Believe it or not, Rick Martel was, once upon a time, a really good and really charismatic worker. When he first arrived in the WWF with Tom Zenk as the Can-Am Connection, they were so over that giving the tandem the WWF tag straps seemed a mere formality.
Of course, Zenk went on to leave the WWF during a contract dispute (and later give some incredibly risque and funny interviews about his time in the wrestling business), leaving Martel without a partner. So the WWF decided to pull a pre-Matador Tito Santana out of singles competition and pair him up with Martel as Strike Force. They won the tag belts, but the fans were far less enamored with Martel-Santana than with Martel-Zenk.
So when the inevitable break-up occurred, it was Martel who was given the heel push instead of the ever-popular Tito. And what a gimmick it turned out to be – that of “The Model”.
Now don’t get me wrong – I’ve heard from the ladies that Rick Martel is a good looking guy. But dressing him up in a bow tie with sweaters wrapped about his neck is probably a bit overboard. And as if any of the dumb marks in the crowd were confused as to what exactly he was supposed to be, he even had a big button that read, “Yes, I Am a Model.”
You can’t buy subtlety like that.
He even had his own cologne – Arrogance. It came in a cute little atomizer pictured above. Sometimes, he would come into the ring and spray it down so as to counteract the odors of his smelly opponents – a trick that goes all the way back to the days of the Gorgeous George (the original, not Randy Savage’s porn starlette 20 year old girlfriend). Usually, though, he would spray the smell-good in his opponent’s eyes, thus leaving him prey to an easy pinfall.
In fact, this led to Martel’s most memorable feud, against Jake Roberts. Roberts “lost his vision” in a series of silly, over the top segments that aired on WWF TV and will undoubtedly be covered on this site in due time. More often than not, however, Martel was stuck in the mid card feuding with other wrestlers with silly gimmicks, like Tatanka.
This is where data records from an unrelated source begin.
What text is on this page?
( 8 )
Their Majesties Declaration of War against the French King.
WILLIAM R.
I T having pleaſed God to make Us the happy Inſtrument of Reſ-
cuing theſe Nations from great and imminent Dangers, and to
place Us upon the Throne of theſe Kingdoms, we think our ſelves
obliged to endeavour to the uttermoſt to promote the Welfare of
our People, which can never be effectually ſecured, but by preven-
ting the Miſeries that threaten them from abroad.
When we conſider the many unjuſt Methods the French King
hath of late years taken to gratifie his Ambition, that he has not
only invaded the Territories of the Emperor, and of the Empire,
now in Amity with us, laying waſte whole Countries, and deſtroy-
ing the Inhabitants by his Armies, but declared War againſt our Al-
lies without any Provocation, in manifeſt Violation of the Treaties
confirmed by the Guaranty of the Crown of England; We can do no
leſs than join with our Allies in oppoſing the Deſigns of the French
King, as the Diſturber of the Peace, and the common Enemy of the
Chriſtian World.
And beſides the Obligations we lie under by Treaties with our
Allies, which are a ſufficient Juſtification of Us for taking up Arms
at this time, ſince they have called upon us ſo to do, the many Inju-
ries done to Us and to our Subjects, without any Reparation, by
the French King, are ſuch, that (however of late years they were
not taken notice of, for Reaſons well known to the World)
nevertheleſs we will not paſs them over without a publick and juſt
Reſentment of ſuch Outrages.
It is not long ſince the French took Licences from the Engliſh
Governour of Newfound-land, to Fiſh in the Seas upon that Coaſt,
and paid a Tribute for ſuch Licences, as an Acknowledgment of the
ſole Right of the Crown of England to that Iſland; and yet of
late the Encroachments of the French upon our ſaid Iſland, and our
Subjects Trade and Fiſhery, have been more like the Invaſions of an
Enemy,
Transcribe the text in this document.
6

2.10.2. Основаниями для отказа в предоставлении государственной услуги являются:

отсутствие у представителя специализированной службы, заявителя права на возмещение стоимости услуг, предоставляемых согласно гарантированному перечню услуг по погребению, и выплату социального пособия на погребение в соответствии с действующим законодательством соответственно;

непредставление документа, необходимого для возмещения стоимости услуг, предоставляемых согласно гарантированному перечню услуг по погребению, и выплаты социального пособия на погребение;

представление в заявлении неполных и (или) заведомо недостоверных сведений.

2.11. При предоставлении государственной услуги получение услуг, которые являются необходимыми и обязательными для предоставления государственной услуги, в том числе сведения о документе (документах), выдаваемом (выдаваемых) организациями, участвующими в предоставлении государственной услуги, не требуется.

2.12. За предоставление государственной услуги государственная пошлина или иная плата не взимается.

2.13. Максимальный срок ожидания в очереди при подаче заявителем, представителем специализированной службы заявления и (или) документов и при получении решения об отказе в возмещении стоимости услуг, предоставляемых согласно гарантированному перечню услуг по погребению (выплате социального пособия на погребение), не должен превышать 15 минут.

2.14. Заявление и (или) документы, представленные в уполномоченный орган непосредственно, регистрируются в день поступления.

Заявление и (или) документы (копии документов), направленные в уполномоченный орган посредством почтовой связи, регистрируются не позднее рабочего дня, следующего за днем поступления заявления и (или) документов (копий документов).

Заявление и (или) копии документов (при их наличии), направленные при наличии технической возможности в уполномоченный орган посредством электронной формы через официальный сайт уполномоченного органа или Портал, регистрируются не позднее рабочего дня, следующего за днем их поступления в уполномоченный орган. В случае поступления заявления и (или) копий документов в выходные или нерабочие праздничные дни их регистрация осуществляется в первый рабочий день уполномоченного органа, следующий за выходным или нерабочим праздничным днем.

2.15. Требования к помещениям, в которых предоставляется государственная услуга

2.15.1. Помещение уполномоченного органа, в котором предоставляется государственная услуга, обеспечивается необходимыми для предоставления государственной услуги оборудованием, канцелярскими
For whatever reason, Martel never truly seemed comfortable in the role. His interviews, while heelish, were so understated that they were no more affective than his bland heel interviews. Sure, he did BAD things, but for the most part, they were boring bad things. And that, combined with his boring interviews served to bore the fans.
Martel hung onto “The Model” gimmick throughout the rest of his WWF career. He had a brief resurgance in WCW in the late 90’s, winning the TV title, before an injury forced him into retirement.